San Lorenzo River inflatible diversion dam
Each year when salmonids migrate back up the river, the MBSTP uses a trap on the fish ladder at this diversion dam to gather wild fish (with adipose fins intact) for hatchery broodstock. The organization operates a hatchery that raises coho and steelhead for release in local rivers and streams. Some of the coho raised at the hatchery are released into the Scott Creek watershed, which has an extensive fisheries monitoring program led by the National Marine Fisheries Service. We continued to walk downstream through the state park to visit sites that steelhead regularly use for spawning. Burt cautioned that many park visitors have stepped into these shallow pools and riffles without realizing they may be standing on top of a steelhead redd (nest).
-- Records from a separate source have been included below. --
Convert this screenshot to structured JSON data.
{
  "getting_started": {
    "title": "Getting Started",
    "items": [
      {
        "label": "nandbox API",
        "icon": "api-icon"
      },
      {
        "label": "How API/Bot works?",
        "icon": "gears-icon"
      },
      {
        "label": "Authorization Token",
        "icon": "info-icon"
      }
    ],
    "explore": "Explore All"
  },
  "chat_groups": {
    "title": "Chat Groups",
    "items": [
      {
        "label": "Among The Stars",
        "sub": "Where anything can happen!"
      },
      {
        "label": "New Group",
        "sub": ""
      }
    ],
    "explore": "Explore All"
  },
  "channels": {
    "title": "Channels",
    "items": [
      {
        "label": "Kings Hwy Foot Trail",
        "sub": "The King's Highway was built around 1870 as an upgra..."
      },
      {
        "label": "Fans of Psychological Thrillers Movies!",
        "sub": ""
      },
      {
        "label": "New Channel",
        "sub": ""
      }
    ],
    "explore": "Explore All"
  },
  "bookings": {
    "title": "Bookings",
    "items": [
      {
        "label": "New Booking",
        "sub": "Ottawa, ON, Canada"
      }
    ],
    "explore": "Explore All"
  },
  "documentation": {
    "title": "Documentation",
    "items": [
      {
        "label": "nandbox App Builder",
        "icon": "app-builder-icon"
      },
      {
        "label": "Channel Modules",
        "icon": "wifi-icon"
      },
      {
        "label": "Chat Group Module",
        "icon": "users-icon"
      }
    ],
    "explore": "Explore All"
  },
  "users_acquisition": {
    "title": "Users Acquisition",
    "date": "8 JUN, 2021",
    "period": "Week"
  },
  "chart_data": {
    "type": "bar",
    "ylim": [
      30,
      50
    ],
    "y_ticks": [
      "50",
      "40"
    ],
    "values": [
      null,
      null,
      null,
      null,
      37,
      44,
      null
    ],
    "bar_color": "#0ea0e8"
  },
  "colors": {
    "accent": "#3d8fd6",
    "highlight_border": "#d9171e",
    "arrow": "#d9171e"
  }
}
Steelhead and coho smolts mainly migrate out of the river between March and May, and whether they will reach the ocean depends on whether the sand bar has closed on the San Lorenzo River’s intermittent estuary.
Loch Lomond Reservoir
Steelhead are not the only thing collected at the diversion dam: it is also a vital part of the water system for the City of Santa Cruz, which completely relies on rainfall, runoff and groundwater. The city’s drinking water takes a bit of a rollercoaster ride. Rain falls in the watershed and collects in tributaries to the San Lorenzo, where it moves downstream until it reaches the diversion dam. At certain times of the year, water is pumped from the diversion dam back uphill to Loch Lomond, a reservoir in the Santa Cruz mountains. This reservoir not only holds the drinking water for the City of Santa Cruz, but it also offers recreational fishing, hiking and boating (but no swimming! It’s our drinking water after all…). When the water is needed, it is sent back down the mountain to a treatment facility and then to our faucets. The water we use continues its journey through the city’s waste water treatment plant, and then moves out to join the steelhead and coho in the Pacific Ocean.